CBS has, I think, even fewer.

There's a reason for that.  Until very recently, reporting for television from anywhere in the world was both complex and expensive.  Camera crews, satellite uplinks, travel.  So coverage was 'limited'.

And, as a result, the average viewer did not really get to see a  lot of what was happening in the world.  In fact, the only thing that they got to see was what they got to see, so to speak.

In the video journalism business we have an expression - if you didn't film it, it didn't happen.

And nowhere is that more true than in the world of television journalism.

What you see is what you get.

Truer words were never spoken.

So a great many of the important stories that actually go on around the world are never filmed, hence never seen, hence never reported, hence unknown.

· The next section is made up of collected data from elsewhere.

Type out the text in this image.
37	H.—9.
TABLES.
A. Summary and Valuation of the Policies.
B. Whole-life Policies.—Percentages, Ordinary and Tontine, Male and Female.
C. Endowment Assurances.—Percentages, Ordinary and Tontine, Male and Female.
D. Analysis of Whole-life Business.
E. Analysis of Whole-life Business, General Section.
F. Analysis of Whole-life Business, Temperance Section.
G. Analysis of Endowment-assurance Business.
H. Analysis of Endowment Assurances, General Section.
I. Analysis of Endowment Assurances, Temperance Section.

We may think we live in a world innundated with information, but in fact, when it comes to television journalism, the polar opposite is true.  The world you get to see, the things that become the center points of your view of the world are, in fact, perhaps .00001% of what is actually happening.  

We all live in a television journalism desert, receiving but a few drips of content, doled out by large media corporations whose decisions are based not on journalism, but on economics. 'How much will it cost to cover that and what will it do for our ratings.'

Upon this we educate our public and upon that education vast political decisions - often life and death - are made.

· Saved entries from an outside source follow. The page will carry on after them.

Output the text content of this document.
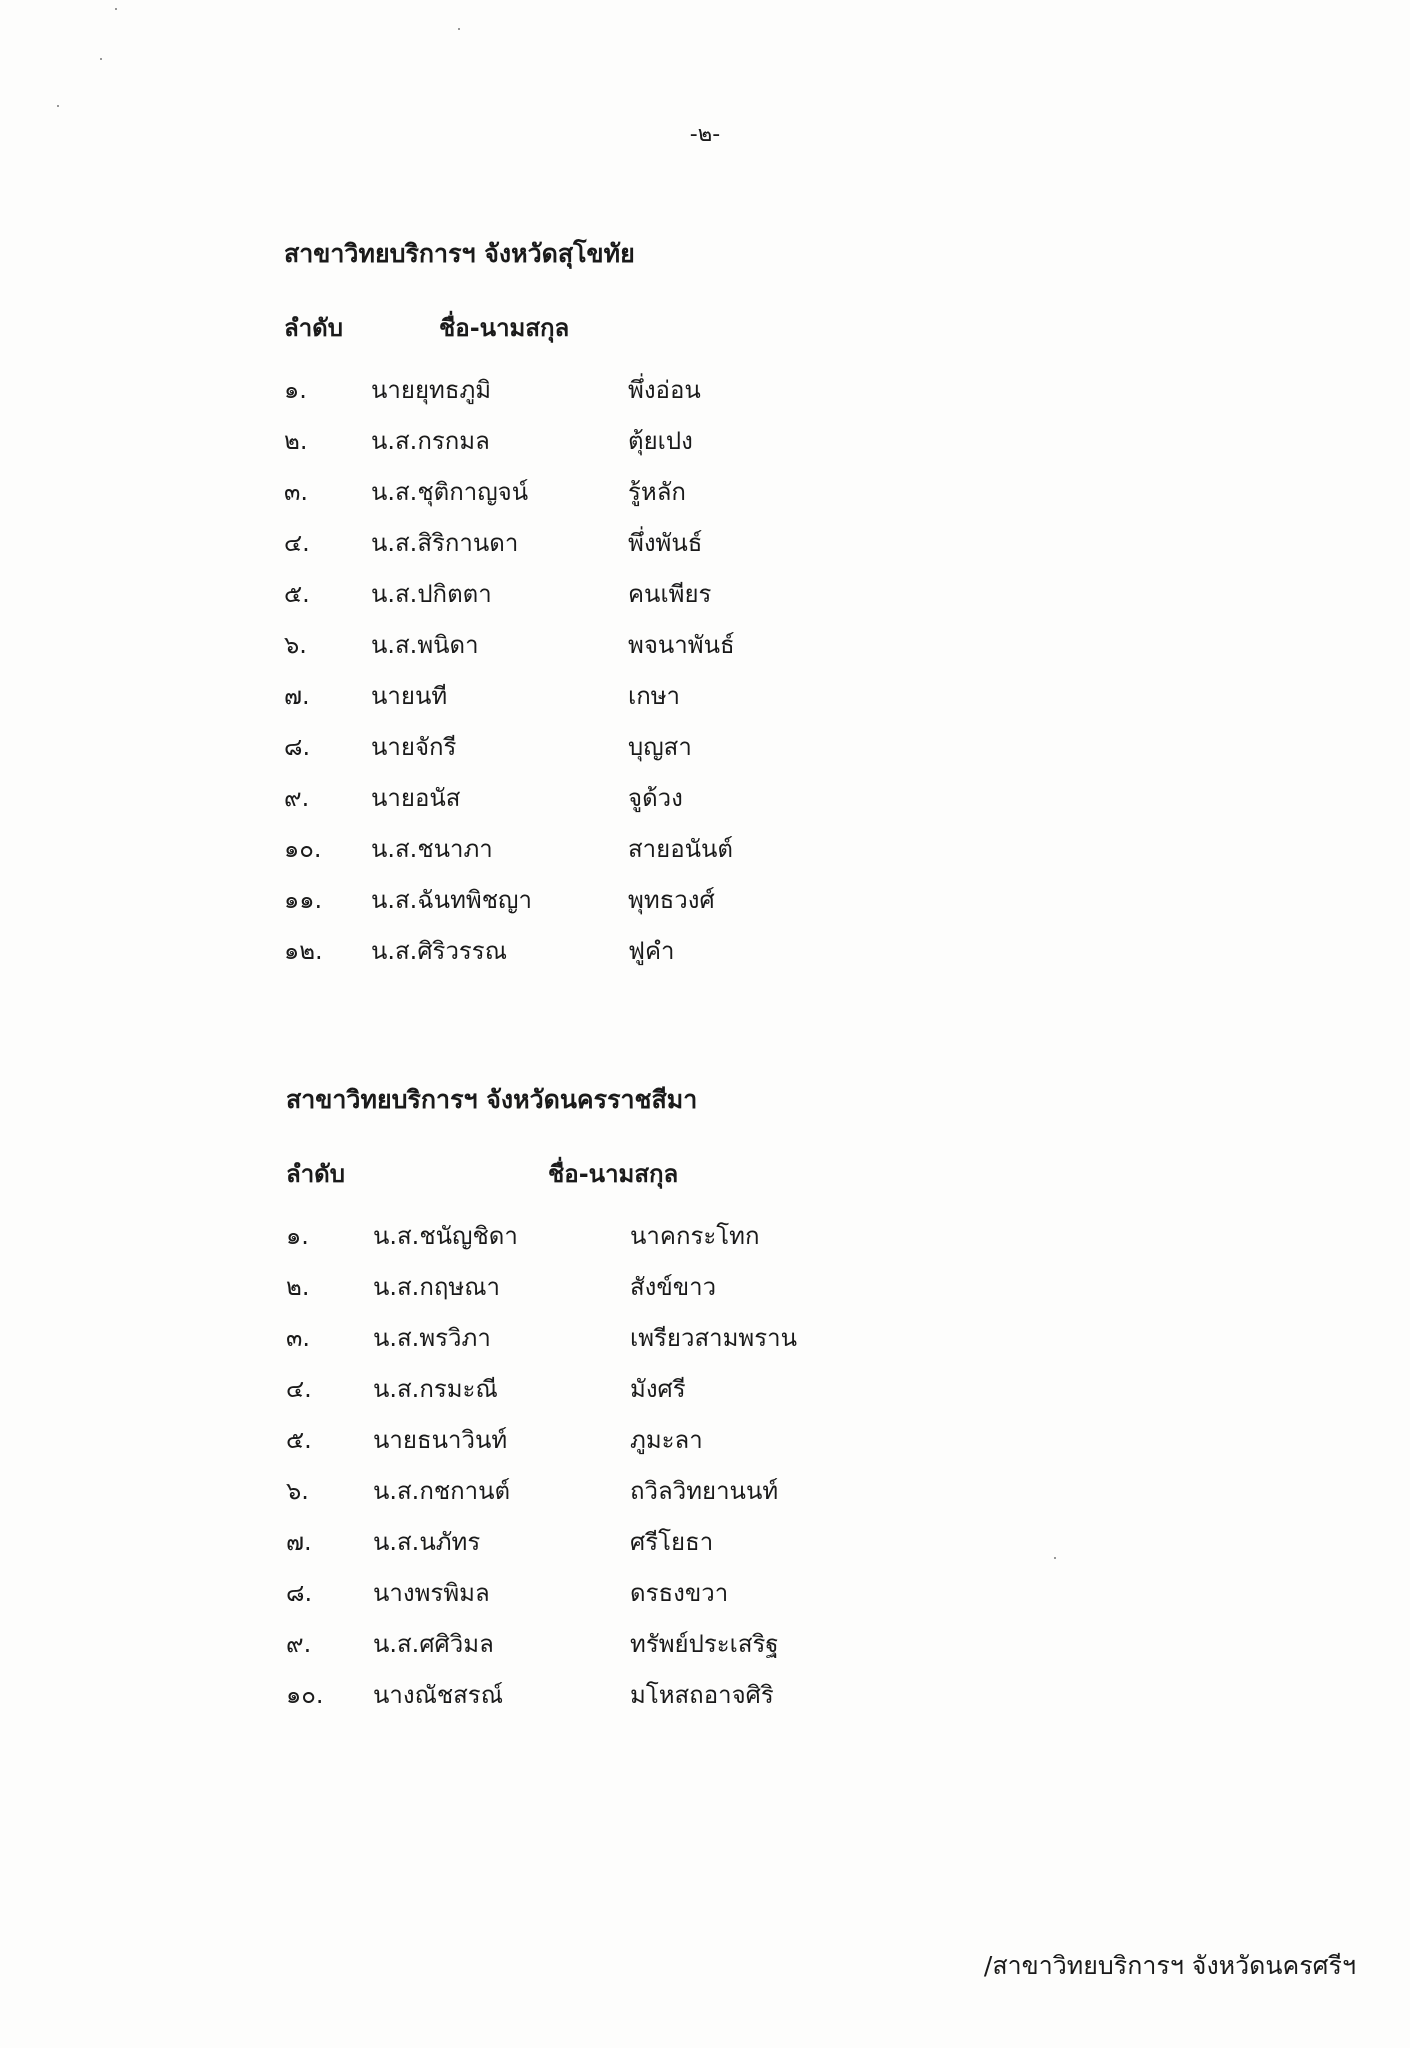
-๒-
สาขาวิทยบริการฯ จังหวัดสุโขทัย
ลำดับ	ชื่อ-นามสกุล
๑.	นายยุทธภูมิ	พึ่งอ่อน
๒.	น.ส.กรกมล	ตุ้ยเปง
๓.	น.ส.ชุติกาญจน์	รู้หลัก
๔.	น.ส.สิริกานดา	พึ่งพันธ์
๕.	น.ส.ปกิตตา	คนเพียร
๖.	น.ส.พนิดา	พจนาพันธ์
๗.	นายนที	เกษา
๘.	นายจักรี	บุญสา
๙.	นายอนัส	จูด้วง
๑๐. น.ส.ชนาภา	สายอนันต์
๑๑. น.ส.ฉันทพิชญา	พุทธวงศ์
๑๒. น.ส.ศิริวรรณ	ฟูคำ
สาขาวิทยบริการฯ จังหวัดนครราชสีมา
ลำดับ	ชื่อ-นามสกุล
๑.	น.ส.ชนัญชิดา	นาคกระโทก
๒.	น.ส.กฤษณา	สังข์ขาว
๓.	น.ส.พรวิภา	เพรียวสามพราน
๔.	น.ส.กรมะณี	มังศรี
๕.	นายธนาวินท์	ภูมะลา
๖.	น.ส.กชกานต์	ถวิลวิทยานนท์
๗.	น.ส.นภัทร	ศรีโยธา
๘.	นางพรพิมล	ดรธงขวา
๙.	น.ส.ศศิวิมล	ทรัพย์ประเสริฐ
๑๐. นางณัชสรณ์	มโหสถอาจศิริ
/สาขาวิทยบริการฯ จังหวัดนครศรีฯ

Yet television the child of technology. 

Without technology there would be no television at all.

And now, that technology is fast changing.  But will the industry respond in kind?

There are now an astonishing seven billion mobile phone subscriptions in the world.  

(Four and a half billion people have access to a flush toilet).

This is REVOLUTIONARY (with all capital letters and in bold).

Seven billion people now carry with them, 24 hours a day, a device that allows them to capture video, edit it and share it with the rest of the world at no cost... or... to simply go live, from anywhere on the planet, at any time they want, again for no cost.

This is absolutely astonishing.

And it has massive ramifications.. and potential.

In 1960, AJ Leibling wrote "freedom of the press is guaranteed to those who own one'.

When he wrote that, getting access to a 'press' was expensive. Millions of dollars. Billions, if you wanted to have your own TV network.

It was so expensive in fact, that in Britain there were only two networks - The BBC, financed by the public via the government and ITV.  In the US, there were 3 - ABC, CBS and NBC, all privately owned by very very very rich men.

And that was it.

Over the years, the ownership of that 'gateway' to distribution of ideas and news and journalism has broadened, but not by much.  There are more channels, thanks to satellite and cable, but the ownership is still in the hands of the very few and the very rich.

But now, technology is going to change all of that.

It has, in fact, already changed it - it's just that no one wants to deal with the ramifications of that change.

For example: In the recent European refugee crisis we saw nightly thousands and thousands of Syrian (and other) refugees streaming towards Europe.  The networks were very good about getting their correspondents on the scene with cameras.  

And many people watching noted that 'all of these refugees seem to have mobile phones with them'. The general take-away was 'how poor could they be?'

There is another take away here.

I am willing to bet that the vast majority of those million or so refugees were shooting video of what must have been the most traumatic experience of their lives.

500,000 hours of video of 'The Refugee Crisis' as it happened, by the very people it was happening to - AS IT HAPPENED.

Pretty good, huh? 

I mean, from a 'journalistic' perspective.

Question time:

Of all those 500,000 hours (or more, probably) of real life footage of what was actually happening - how much did you see on ABC or NBC or CBS or The BBC?

Would 'none' be a good anwer?


And why?

Because we can't 'trust' what 'they' have to say?

Because 'they' don't work for CBS or CNN?

Because we like to send 'our' people to cover 'their' story.

Journalistic colonialism? Arrogance? Fear?

All three?

Journalists love to extoll a 'Free Press' until they are actually confronted with one.

And now, they are goiing to be.

Some smart person is going to come along and unleash the almost unthinkable potential that 7 billion smart phones making video 24 hours a day all over the world represents.

Think of this as the UBER of journalism times, say, a billion. Or more.